INSTRUCTED BY: KUILMAN MUNDELL & ARLOW

REFERENCE: MS N BULABULA

COUNSEL FOR THE 1ST & 2ND RESPONDENT: ADV. AD COLLINGWOOD

INSTRUCTED BY: KIRSHEN NAIDOO & COMPANY INC

REFERENCE: MR P MALUNGANA

 

[1] 2012 JDR 0485 (WCC) at paras [12] to [13]

[2] Johl v Nobre supra at para15.

[3] There was no suggestion in the papers nor was it argued that the running of prescription in terms of section 6 of the Act had been interrupted by the service of any process as required by sections 4(1).

[4] Malan v Nabygelegen Estate 1946 (AD) 562 at 574 where Watermeyer CJ held “mere occupation of property 'nec vi nec clam nec precario' for a period of thirty years does not necessary vest in the occupier a prescriptive title to the

ownership of the property.
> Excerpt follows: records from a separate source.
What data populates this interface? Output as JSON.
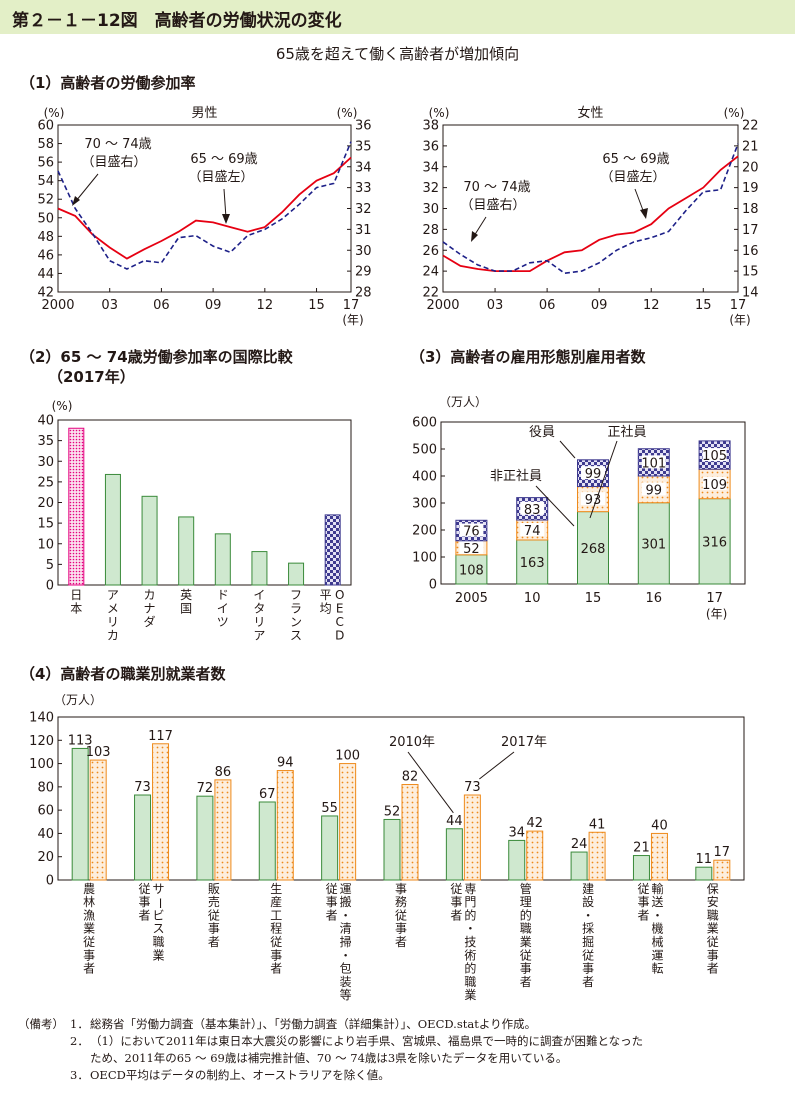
{
  "header": {
    "title": "第２－１－12図　高齢者の労働状況の変化",
    "subtitle": "65歳を超えて働く高齢者が増加傾向"
  },
  "sections": {
    "s1": "（1）高齢者の労働参加率",
    "s2a": "（2）65 ～ 74歳労働参加率の国際比較",
    "s2b": "（2017年）",
    "s3": "（3）高齢者の雇用形態別雇用者数",
    "s4": "（4）高齢者の職業別就業者数"
  },
  "colors": {
    "line_solid": "#e60012",
    "line_dashed": "#1d2088",
    "bar_green_fill": "#cfe8cf",
    "bar_green_stroke": "#3a8a3a",
    "japan_pink": "#e4007f",
    "oecd_blue": "#3e3a8f",
    "orange_dots": "#ee8a1b",
    "banner": "#e3efc7"
  },
  "chart_data": [
    {
      "id": "male",
      "type": "line",
      "title": "男性",
      "unit_left": "(%)",
      "unit_right": "(%)",
      "x_unit": "(年)",
      "x_ticks": [
        "2000",
        "03",
        "06",
        "09",
        "12",
        "15",
        "17"
      ],
      "x_tick_years": [
        2000,
        2003,
        2006,
        2009,
        2012,
        2015,
        2017
      ],
      "x_range": [
        2000,
        2017
      ],
      "ylim_left": [
        42,
        60
      ],
      "yticks_left": [
        42,
        44,
        46,
        48,
        50,
        52,
        54,
        56,
        58,
        60
      ],
      "ylim_right": [
        28,
        36
      ],
      "yticks_right": [
        28,
        29,
        30,
        31,
        32,
        33,
        34,
        35,
        36
      ],
      "series": [
        {
          "name": "65 ～ 69歳（目盛左）",
          "axis": "left",
          "style": "solid",
          "x": [
            2000,
            2001,
            2002,
            2003,
            2004,
            2005,
            2006,
            2007,
            2008,
            2009,
            2010,
            2011,
            2012,
            2013,
            2014,
            2015,
            2016,
            2017
          ],
          "y": [
            51.0,
            50.2,
            48.2,
            46.8,
            45.6,
            46.6,
            47.5,
            48.5,
            49.7,
            49.5,
            49.0,
            48.5,
            49.0,
            50.6,
            52.5,
            54.0,
            54.8,
            56.5
          ]
        },
        {
          "name": "70 ～ 74歳（目盛右）",
          "axis": "right",
          "style": "dashed",
          "x": [
            2000,
            2001,
            2002,
            2003,
            2004,
            2005,
            2006,
            2007,
            2008,
            2009,
            2010,
            2011,
            2012,
            2013,
            2014,
            2015,
            2016,
            2017
          ],
          "y": [
            33.8,
            32.0,
            30.8,
            29.5,
            29.1,
            29.5,
            29.4,
            30.6,
            30.7,
            30.2,
            29.9,
            30.7,
            31.0,
            31.5,
            32.2,
            33.0,
            33.2,
            35.2
          ]
        }
      ],
      "annotations": [
        {
          "text": [
            "70 ～ 74歳",
            "（目盛右）"
          ]
        },
        {
          "text": [
            "65 ～ 69歳",
            "（目盛左）"
          ]
        }
      ]
    },
    {
      "id": "female",
      "type": "line",
      "title": "女性",
      "unit_left": "(%)",
      "unit_right": "(%)",
      "x_unit": "(年)",
      "x_ticks": [
        "2000",
        "03",
        "06",
        "09",
        "12",
        "15",
        "17"
      ],
      "x_tick_years": [
        2000,
        2003,
        2006,
        2009,
        2012,
        2015,
        2017
      ],
      "x_range": [
        2000,
        2017
      ],
      "ylim_left": [
        22,
        38
      ],
      "yticks_left": [
        22,
        24,
        26,
        28,
        30,
        32,
        34,
        36,
        38
      ],
      "ylim_right": [
        14,
        22
      ],
      "yticks_right": [
        14,
        15,
        16,
        17,
        18,
        19,
        20,
        21,
        22
      ],
      "series": [
        {
          "name": "65 ～ 69歳（目盛左）",
          "axis": "left",
          "style": "solid",
          "x": [
            2000,
            2001,
            2002,
            2003,
            2004,
            2005,
            2006,
            2007,
            2008,
            2009,
            2010,
            2011,
            2012,
            2013,
            2014,
            2015,
            2016,
            2017
          ],
          "y": [
            25.5,
            24.5,
            24.2,
            24.0,
            24.0,
            24.0,
            25.0,
            25.8,
            26.0,
            27.0,
            27.5,
            27.7,
            28.5,
            30.0,
            31.0,
            32.0,
            33.7,
            35.0
          ]
        },
        {
          "name": "70 ～ 74歳（目盛右）",
          "axis": "right",
          "style": "dashed",
          "x": [
            2000,
            2001,
            2002,
            2003,
            2004,
            2005,
            2006,
            2007,
            2008,
            2009,
            2010,
            2011,
            2012,
            2013,
            2014,
            2015,
            2016,
            2017
          ],
          "y": [
            16.4,
            15.8,
            15.3,
            15.0,
            15.0,
            15.4,
            15.5,
            14.9,
            15.0,
            15.4,
            16.0,
            16.4,
            16.6,
            16.9,
            17.9,
            18.8,
            18.9,
            21.1
          ]
        }
      ],
      "annotations": [
        {
          "text": [
            "70 ～ 74歳",
            "（目盛右）"
          ]
        },
        {
          "text": [
            "65 ～ 69歳",
            "（目盛左）"
          ]
        }
      ]
    },
    {
      "id": "intl",
      "type": "bar",
      "unit": "(%)",
      "ylim": [
        0,
        40
      ],
      "yticks": [
        0,
        5,
        10,
        15,
        20,
        25,
        30,
        35,
        40
      ],
      "categories": [
        "日本",
        "アメリカ",
        "カナダ",
        "英国",
        "ドイツ",
        "イタリア",
        "フランス",
        "OECD平均"
      ],
      "category_lines": [
        [
          "日本"
        ],
        [
          "アメリカ"
        ],
        [
          "カナダ"
        ],
        [
          "英国"
        ],
        [
          "ドイツ"
        ],
        [
          "イタリア"
        ],
        [
          "フランス"
        ],
        [
          "平均",
          "OECD"
        ]
      ],
      "values": [
        38.0,
        26.8,
        21.5,
        16.5,
        12.4,
        8.1,
        5.3,
        17.0
      ],
      "styles": [
        "japan",
        "green",
        "green",
        "green",
        "green",
        "green",
        "green",
        "oecd"
      ]
    },
    {
      "id": "employ",
      "type": "bar",
      "stacked": true,
      "unit": "（万人）",
      "x_unit": "(年)",
      "ylim": [
        0,
        600
      ],
      "yticks": [
        0,
        100,
        200,
        300,
        400,
        500,
        600
      ],
      "categories": [
        "2005",
        "10",
        "15",
        "16",
        "17"
      ],
      "series": [
        {
          "name": "正社員",
          "values": [
            108,
            163,
            268,
            301,
            316
          ]
        },
        {
          "name": "非正社員",
          "values": [
            52,
            74,
            93,
            99,
            109
          ]
        },
        {
          "name": "役員",
          "values": [
            76,
            83,
            99,
            101,
            105
          ]
        }
      ],
      "legend_labels": [
        "役員",
        "正社員",
        "非正社員"
      ]
    },
    {
      "id": "occupation",
      "type": "bar",
      "unit": "（万人）",
      "ylim": [
        0,
        140
      ],
      "yticks": [
        0,
        20,
        40,
        60,
        80,
        100,
        120,
        140
      ],
      "categories": [
        "農林漁業従事者",
        "サービス職業従事者",
        "販売従事者",
        "生産工程従事者",
        "運搬・清掃・包装等従事者",
        "事務従事者",
        "専門的・技術的職業従事者",
        "管理的職業従事者",
        "建設・採掘従事者",
        "輸送・機械運転従事者",
        "保安職業従事者"
      ],
      "category_lines": [
        [
          "農林漁業従事者"
        ],
        [
          "サービス職業",
          "従事者"
        ],
        [
          "販売従事者"
        ],
        [
          "生産工程従事者"
        ],
        [
          "運搬・清掃・包装等",
          "従事者"
        ],
        [
          "事務従事者"
        ],
        [
          "専門的・技術的職業",
          "従事者"
        ],
        [
          "管理的職業従事者"
        ],
        [
          "建設・採掘従事者"
        ],
        [
          "輸送・機械運転",
          "従事者"
        ],
        [
          "保安職業従事者"
        ]
      ],
      "series": [
        {
          "name": "2010年",
          "values": [
            113,
            73,
            72,
            67,
            55,
            52,
            44,
            34,
            24,
            21,
            11
          ]
        },
        {
          "name": "2017年",
          "values": [
            103,
            117,
            86,
            94,
            100,
            82,
            73,
            42,
            41,
            40,
            17
          ]
        }
      ]
    }
  ],
  "notes": {
    "label": "（備考）",
    "items": [
      {
        "num": "1．",
        "lines": [
          "総務省「労働力調査（基本集計）」、「労働力調査（詳細集計）」、OECD.statより作成。"
        ]
      },
      {
        "num": "2．",
        "lines": [
          "（1）において2011年は東日本大震災の影響により岩手県、宮城県、福島県で一時的に調査が困難となった",
          "ため、2011年の65 ～ 69歳は補完推計値、70 ～ 74歳は3県を除いたデータを用いている。"
        ]
      },
      {
        "num": "3．",
        "lines": [
          "OECD平均はデータの制約上、オーストラリアを除く値。"
        ]
      }
    ]
  }
}
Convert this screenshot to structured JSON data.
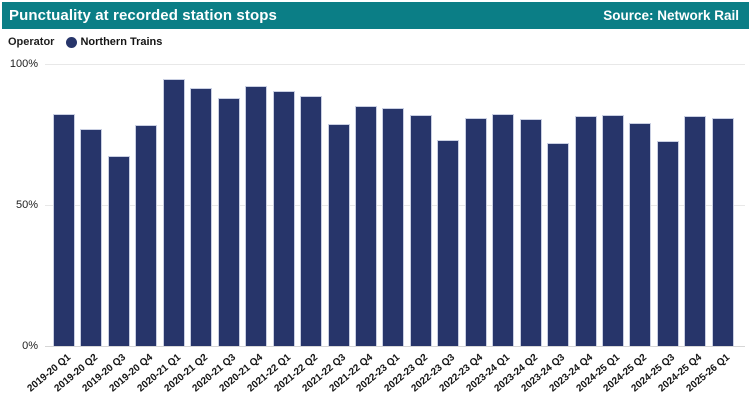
{
  "header": {
    "title": "Punctuality at recorded station stops",
    "source": "Source: Network Rail",
    "bg_color": "#0B7E86",
    "text_color": "#FFFFFF"
  },
  "legend": {
    "label": "Operator",
    "series_name": "Northern Trains",
    "marker_color": "#27356A"
  },
  "chart_data": {
    "type": "bar",
    "title": "Punctuality at recorded station stops",
    "xlabel": "",
    "ylabel": "",
    "ylim": [
      0,
      100
    ],
    "grid": true,
    "legend_position": "top-left",
    "bar_color": "#27356A",
    "categories": [
      "2019-20 Q1",
      "2019-20 Q2",
      "2019-20 Q3",
      "2019-20 Q4",
      "2020-21 Q1",
      "2020-21 Q2",
      "2020-21 Q3",
      "2020-21 Q4",
      "2021-22 Q1",
      "2021-22 Q2",
      "2021-22 Q3",
      "2021-22 Q4",
      "2022-23 Q1",
      "2022-23 Q2",
      "2022-23 Q3",
      "2022-23 Q4",
      "2023-24 Q1",
      "2023-24 Q2",
      "2023-24 Q3",
      "2023-24 Q4",
      "2024-25 Q1",
      "2024-25 Q2",
      "2024-25 Q3",
      "2024-25 Q4",
      "2025-26 Q1"
    ],
    "series": [
      {
        "name": "Northern Trains",
        "values": [
          82.4,
          76.8,
          67.4,
          78.4,
          94.6,
          91.5,
          87.8,
          92.3,
          90.6,
          88.5,
          78.9,
          85.0,
          84.5,
          81.8,
          73.2,
          80.7,
          82.3,
          80.6,
          71.9,
          81.5,
          81.8,
          79.1,
          72.6,
          81.5,
          81.0
        ]
      }
    ],
    "yticks": [
      {
        "label": "100%",
        "value": 100
      },
      {
        "label": "50%",
        "value": 50
      },
      {
        "label": "0%",
        "value": 0
      }
    ]
  }
}
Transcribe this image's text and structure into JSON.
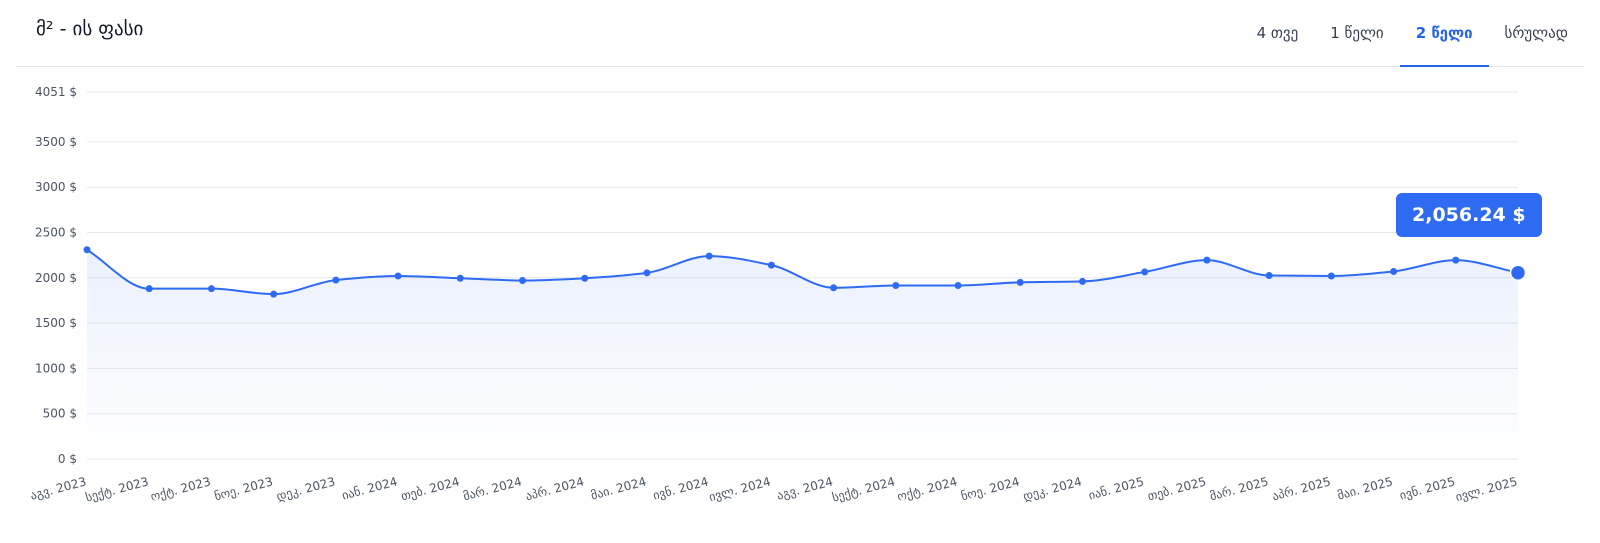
{
  "header": {
    "title": "მ² - ის ფასი"
  },
  "tabs": [
    {
      "label": "4 თვე",
      "active": false
    },
    {
      "label": "1 წელი",
      "active": false
    },
    {
      "label": "2 წელი",
      "active": true
    },
    {
      "label": "სრულად",
      "active": false
    }
  ],
  "colors": {
    "accent": "#2f6bf2",
    "grid": "#e5e7eb",
    "axis_text": "#4b5563"
  },
  "tooltip": {
    "value": "2,056.24 $"
  },
  "chart_data": {
    "type": "area",
    "title": "",
    "xlabel": "",
    "ylabel": "",
    "ylim": [
      0,
      4051
    ],
    "y_ticks": [
      {
        "value": 0,
        "label": "0 $"
      },
      {
        "value": 500,
        "label": "500 $"
      },
      {
        "value": 1000,
        "label": "1000 $"
      },
      {
        "value": 1500,
        "label": "1500 $"
      },
      {
        "value": 2000,
        "label": "2000 $"
      },
      {
        "value": 2500,
        "label": "2500 $"
      },
      {
        "value": 3000,
        "label": "3000 $"
      },
      {
        "value": 3500,
        "label": "3500 $"
      },
      {
        "value": 4051,
        "label": "4051 $"
      }
    ],
    "categories": [
      "აგვ. 2023",
      "სექტ. 2023",
      "ოქტ. 2023",
      "ნოე. 2023",
      "დეკ. 2023",
      "იან. 2024",
      "თებ. 2024",
      "მარ. 2024",
      "აპრ. 2024",
      "მაი. 2024",
      "ივნ. 2024",
      "ივლ. 2024",
      "აგვ. 2024",
      "სექტ. 2024",
      "ოქტ. 2024",
      "ნოე. 2024",
      "დეკ. 2024",
      "იან. 2025",
      "თებ. 2025",
      "მარ. 2025",
      "აპრ. 2025",
      "მაი. 2025",
      "ივნ. 2025",
      "ივლ. 2025"
    ],
    "values": [
      2310,
      1880,
      1880,
      1820,
      1975,
      2020,
      1995,
      1970,
      1995,
      2055,
      2240,
      2140,
      1890,
      1915,
      1915,
      1950,
      1960,
      2065,
      2195,
      2025,
      2020,
      2070,
      2195,
      2056.24
    ],
    "grid": true,
    "legend": "none"
  }
}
In order to create a prescriptive title, such occupation must be a user adverse to the true owner and not occupation by virtue of some contract or legal relationship such as lease or usufruct which recognises the ownership of another.”

[5] The mere fact that the servitudes are reflected on the Surveyor General’s diagram and have been approved by him do not elevate these to real rights binding on any party in the absence of the specific registration of those servitudes – see Werner v Florauna Kwekery BK and Others 2016 (2) SA 282 (SCA) at para [21] and Ethekwini Municipality v Brooks and Others 2010 (4) SA 586 (SCA) at para [32].

[6] From which it may be inferred that all the parties made use of the common driveway comprised of the property of portions 26, 27 and 28 civiliter modo –  that is respectfully and with due regard to the rights of others - see Tshwane City v Link Africa and Others 2015 (6) SA 440 (CC) at para [87].